I am continuing my social distancing solitaire plays – this time with Cataphract, one of the Great Battles of History installments. I really like the period described – late Roman and early Byzantine times, with great generals like Attila, Belisarius or Narses playing key roles. The impact of cavalry and introduction of composite bow really changed the battlefield dynamics and that game greatly depicts this. What follows is clash of Byzantine and Frank forces in mid 6th century in Italy.

My Great Battles of History Campaigns:
(SPQR) Bagradas Plains (255 BC)
(Alexander) Erigon Valley (358 BC)
(Alexander) Crocus Fields (353 BC)
(Alexander) Sellasia (221 BC)
(Alexander) Mantinea (207 BC)
(Cataphract) Callinicum (531 AD)
(Cataphract) Tricameron (533 AD)

Historical background

The scenario I had chosen was:


During the later stages of the Gothic War, the Ostrogoth king Teia called upon the Franks for help against the Byzantines under Narses. Although king Theodebald refused to send aid, he allowed two of his subjects, the Alamanni chieftains Leutharis (Lothar) and Butilinus (Buccelin), to cross into Italy. The two brothers gathered a host of 75,000 Franks and Alamanni, and in early 553 crossed the Alps, confident that they could overwhelm Narses, for whose military talents, eunuch and chamberlain as he was, they professed supreme contempt.

The two brothers advanced into central Italy. Buccelin had marched south towards Campania and he was finally persuaded by the Goths to risk an open battle with the Byzantine army which he tried to avoid until then. He encamped on the banks of the Vulturnus river, near modern Capua, and waited. Narses left Rome to meet him.
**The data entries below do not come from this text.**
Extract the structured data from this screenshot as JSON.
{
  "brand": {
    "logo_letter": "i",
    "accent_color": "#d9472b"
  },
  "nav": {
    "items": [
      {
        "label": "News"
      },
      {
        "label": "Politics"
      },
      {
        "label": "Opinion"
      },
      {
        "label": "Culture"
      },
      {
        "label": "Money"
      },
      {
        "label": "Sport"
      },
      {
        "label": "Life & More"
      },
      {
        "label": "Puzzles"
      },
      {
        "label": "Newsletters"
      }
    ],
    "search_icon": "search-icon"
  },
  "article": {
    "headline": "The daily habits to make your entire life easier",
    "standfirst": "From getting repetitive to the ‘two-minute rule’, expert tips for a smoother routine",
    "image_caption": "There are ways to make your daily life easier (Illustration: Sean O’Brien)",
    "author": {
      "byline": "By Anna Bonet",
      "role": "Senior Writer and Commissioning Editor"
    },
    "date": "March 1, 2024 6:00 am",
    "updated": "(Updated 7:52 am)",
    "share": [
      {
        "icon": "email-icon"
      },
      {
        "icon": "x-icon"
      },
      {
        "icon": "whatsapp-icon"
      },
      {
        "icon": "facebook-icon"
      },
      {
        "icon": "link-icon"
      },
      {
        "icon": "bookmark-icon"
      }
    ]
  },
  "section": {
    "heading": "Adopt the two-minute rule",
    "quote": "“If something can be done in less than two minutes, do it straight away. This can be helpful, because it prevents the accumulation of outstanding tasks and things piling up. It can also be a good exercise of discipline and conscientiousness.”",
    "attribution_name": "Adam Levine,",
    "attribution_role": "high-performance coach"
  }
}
Narses, as usually, placed his cavalry on the two wings and the infantry in the center. Buccelin had drawn up his all-infantry army in the shape of a deep column, which should hit like a wedge through enemy lines. In this array the Franks attacked, armed with missile lances, swords, and axes, confident that they would sweep all before them at the first rush. They penetrated into the center of the Byzantine array, but there, found themselves between the cross-fire of the cavalry, who were all armed with bows. It was a complete annihilation. Buccelin was slain and only a handful escaped.
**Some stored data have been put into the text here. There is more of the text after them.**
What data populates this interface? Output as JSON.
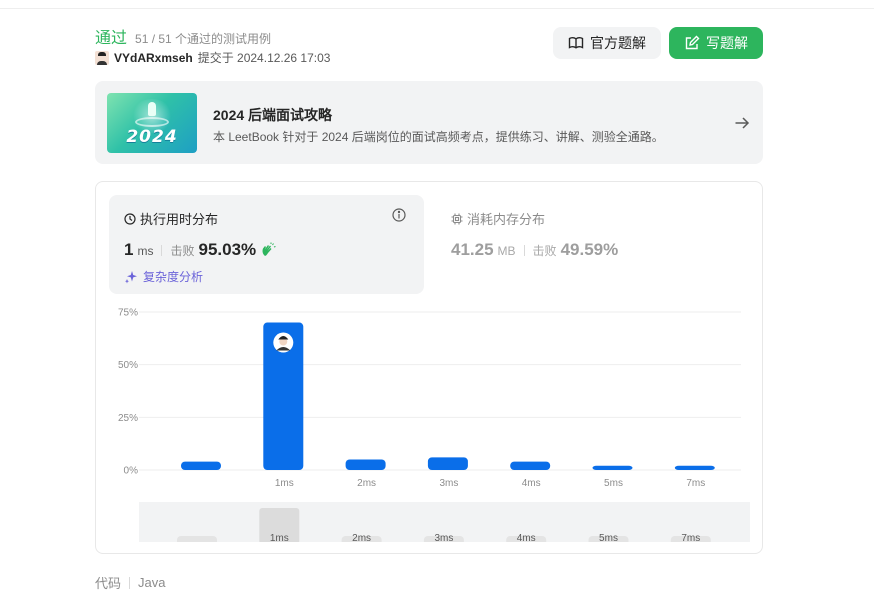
{
  "status": {
    "result": "通过",
    "cases": "51 / 51 个通过的测试用例"
  },
  "submission": {
    "username": "VYdARxmseh",
    "submitted_at": "提交于 2024.12.26 17:03"
  },
  "actions": {
    "official_solution": "官方题解",
    "write_solution": "写题解"
  },
  "banner": {
    "art_text": "2024",
    "title": "2024 后端面试攻略",
    "description": "本 LeetBook 针对于 2024 后端岗位的面试高频考点，提供练习、讲解、测验全通路。"
  },
  "runtime": {
    "title": "执行用时分布",
    "value": "1",
    "unit": "ms",
    "beat_label": "击败",
    "beat_percent": "95.03%",
    "complexity_link": "复杂度分析"
  },
  "memory": {
    "title": "消耗内存分布",
    "value": "41.25",
    "unit": "MB",
    "beat_label": "击败",
    "beat_percent": "49.59%"
  },
  "chart_data": {
    "type": "bar",
    "categories": [
      "",
      "1ms",
      "2ms",
      "3ms",
      "4ms",
      "5ms",
      "7ms"
    ],
    "values": [
      4,
      70,
      5,
      6,
      4,
      2,
      2
    ],
    "ylim": [
      0,
      75
    ],
    "yticks": [
      "0%",
      "25%",
      "50%",
      "75%"
    ],
    "ytick_values": [
      0,
      25,
      50,
      75
    ],
    "highlight_index": 1,
    "grid": true,
    "bar_color": "#0a6ee9"
  },
  "navigator": {
    "categories": [
      "",
      "1ms",
      "2ms",
      "3ms",
      "4ms",
      "5ms",
      "7ms"
    ],
    "selected_index": 1
  },
  "code": {
    "label": "代码",
    "language": "Java"
  },
  "colors": {
    "accent_green": "#2db55d",
    "bar_blue": "#0a6ee9",
    "complexity_purple": "#6b63d9"
  }
}
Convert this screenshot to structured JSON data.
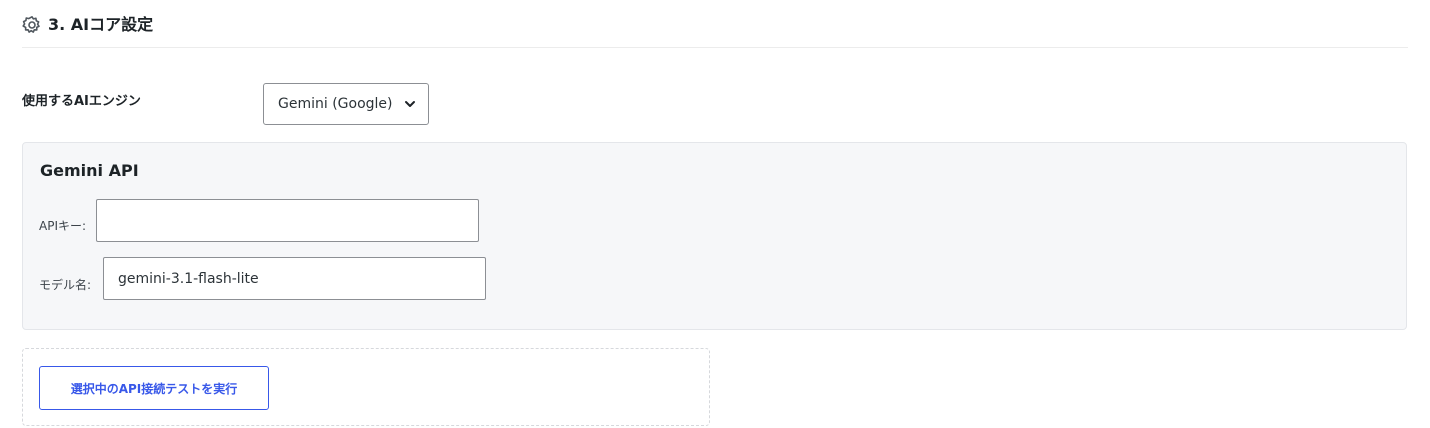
{
  "section": {
    "icon": "gear-icon",
    "title": "3. AIコア設定"
  },
  "engine": {
    "label": "使用するAIエンジン",
    "selected": "Gemini (Google)",
    "dropdown_icon": "chevron-down-icon"
  },
  "gemini_panel": {
    "title": "Gemini API",
    "api_key_label": "APIキー:",
    "api_key_value": "",
    "model_label": "モデル名:",
    "model_value": "gemini-3.1-flash-lite"
  },
  "test": {
    "button_label": "選択中のAPI接続テストを実行"
  },
  "colors": {
    "accent": "#3858e9",
    "panel_bg": "#f6f7f9",
    "text": "#1d2327"
  }
}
Anecdote: The army of the Franks was initially 75, 000 but one third was lost of dysentery which was caused by the consumption of ripe grapes

Source: https://byzantium.gr/battles.html

The session report


Here is how the forces of both sides looked like on the onset of battle (click to enlarge)


Here they come – wedge moved forward twice, incurring 1 cohesion hit and getting into the “uncontrolled advance” mode.
The Franks were met with the powerful archery attack by Romans; only two leaders can be activated first turn so this was the end of all actions for turn.
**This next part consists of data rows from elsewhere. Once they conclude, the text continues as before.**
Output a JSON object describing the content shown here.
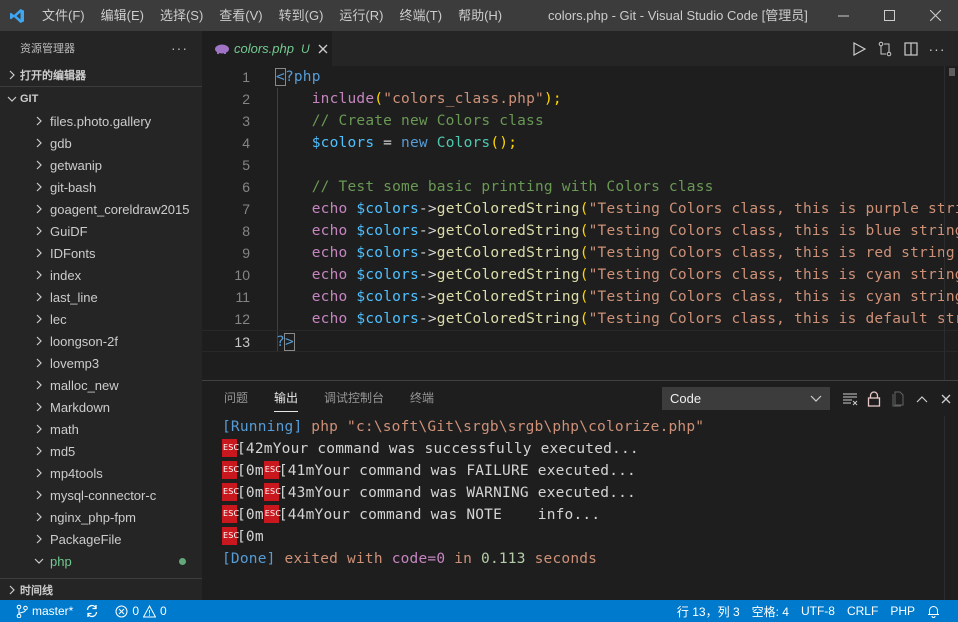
{
  "titlebar": {
    "menu": [
      "文件(F)",
      "编辑(E)",
      "选择(S)",
      "查看(V)",
      "转到(G)",
      "运行(R)",
      "终端(T)",
      "帮助(H)"
    ],
    "title": "colors.php - Git - Visual Studio Code [管理员]"
  },
  "sidebar": {
    "header": "资源管理器",
    "more": "···",
    "open_editors": "打开的编辑器",
    "root": "GIT",
    "folders": [
      {
        "label": "files.photo.gallery",
        "expanded": false
      },
      {
        "label": "gdb",
        "expanded": false
      },
      {
        "label": "getwanip",
        "expanded": false
      },
      {
        "label": "git-bash",
        "expanded": false
      },
      {
        "label": "goagent_coreldraw2015",
        "expanded": false
      },
      {
        "label": "GuiDF",
        "expanded": false
      },
      {
        "label": "IDFonts",
        "expanded": false
      },
      {
        "label": "index",
        "expanded": false
      },
      {
        "label": "last_line",
        "expanded": false
      },
      {
        "label": "lec",
        "expanded": false
      },
      {
        "label": "loongson-2f",
        "expanded": false
      },
      {
        "label": "lovemp3",
        "expanded": false
      },
      {
        "label": "malloc_new",
        "expanded": false
      },
      {
        "label": "Markdown",
        "expanded": false
      },
      {
        "label": "math",
        "expanded": false
      },
      {
        "label": "md5",
        "expanded": false
      },
      {
        "label": "mp4tools",
        "expanded": false
      },
      {
        "label": "mysql-connector-c",
        "expanded": false
      },
      {
        "label": "nginx_php-fpm",
        "expanded": false
      },
      {
        "label": "PackageFile",
        "expanded": false
      },
      {
        "label": "php",
        "expanded": true,
        "modified": true
      }
    ],
    "timeline": "时间线"
  },
  "editor": {
    "tab": {
      "name": "colors.php",
      "badge": "U"
    },
    "lines": [
      {
        "n": "1"
      },
      {
        "n": "2"
      },
      {
        "n": "3"
      },
      {
        "n": "4"
      },
      {
        "n": "5"
      },
      {
        "n": "6"
      },
      {
        "n": "7"
      },
      {
        "n": "8"
      },
      {
        "n": "9"
      },
      {
        "n": "10"
      },
      {
        "n": "11"
      },
      {
        "n": "12"
      },
      {
        "n": "13"
      }
    ],
    "code": {
      "l1_open": "<",
      "l1_rest": "?php",
      "l2_fn": "include",
      "l2_p1": "(",
      "l2_str": "\"colors_class.php\"",
      "l2_p2": ");",
      "l3": "// Create new Colors class",
      "l4_var": "$colors",
      "l4_eq": " = ",
      "l4_new": "new",
      "l4_cls": "Colors",
      "l4_end": "();",
      "l6": "// Test some basic printing with Colors class",
      "echo": "echo",
      "var": "$colors",
      "arrow": "->",
      "method": "getColoredString",
      "paren": "(",
      "strings": [
        "\"Testing Colors class, this is purple strin",
        "\"Testing Colors class, this is blue string ",
        "\"Testing Colors class, this is red string o",
        "\"Testing Colors class, this is cyan string ",
        "\"Testing Colors class, this is cyan string ",
        "\"Testing Colors class, this is default stri"
      ],
      "l13_q": "?",
      "l13_close": ">"
    }
  },
  "panel": {
    "tabs": [
      "问题",
      "输出",
      "调试控制台",
      "终端"
    ],
    "active_tab": "输出",
    "channel": "Code",
    "output": {
      "running_tag": "[Running]",
      "running_cmd": " php \"c:\\soft\\Git\\srgb\\srgb\\php\\colorize.php\"",
      "esc": "ESC",
      "l1": "[42mYour command was successfully executed...",
      "l2a": "[0m",
      "l2b": "[41mYour command was FAILURE executed...",
      "l3a": "[0m",
      "l3b": "[43mYour command was WARNING executed...",
      "l4a": "[0m",
      "l4b": "[44mYour command was NOTE    info...",
      "l5": "[0m",
      "done_tag": "[Done]",
      "done_exit": " exited with ",
      "done_code": "code=0",
      "done_in": " in ",
      "done_time": "0.113",
      "done_sec": " seconds"
    }
  },
  "statusbar": {
    "branch": "master*",
    "errors": "0",
    "warnings": "0",
    "position": "行 13，列 3",
    "spaces": "空格: 4",
    "encoding": "UTF-8",
    "eol": "CRLF",
    "language": "PHP"
  }
}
Here they come and stick into the Byzantine infantry wall! Yeah, Frank’s charge started!
You cannot deny the impact of barbarian charge – some weaker units on Roman side routed.
The battle is fierce, one of the front line Byzantine leaders is wounded (he refused to evade!).
Buccelin himself fights in first row, accompanied by berserkers.
Unfortunately, barbarian impetus is soon lost. The bonus +2 Troop Quality for unorganized armies lasts till first of their units routs and leader fails appropriate check. In the wedge charge, three such Frank units were routed and the ensuing check was unsuccessful.
So it was time for the Roman counter attack – first Heruli under Pharas hit from the wing.
Then Sunicas joins the fray forcing another barbarian to flee.
When the whole left wing byzantine cavalry hits the undefended flank of Frank’s wedge things start to look grim for them.
Still, they do not give up – many Barbarians are quickly rallied ready to fight another day.
But all this is in vain, as this time the right-wing Roman cavalry hits very, very hard the exposed barbarians.
Overview of battlefield at the end of Turn 2 when game ended.
And close-up on the situation. Instead of recovering routed troops, Romans decided to hit from wings and finish game asap. Good choice!
Final losses, Rome victory: Byzantine 46Franks 16


The ancient sources claim that only 8 Romans died while only 5 Franks survived. In my game the disproportion was not so vivid but still barbarians really did not stand a chance. That was a nice solo experience, especially when played with my young sons who love to roll for archery, charge and the clash of shields. Still, definitely not a good scenario for competitive play but a good history lesson.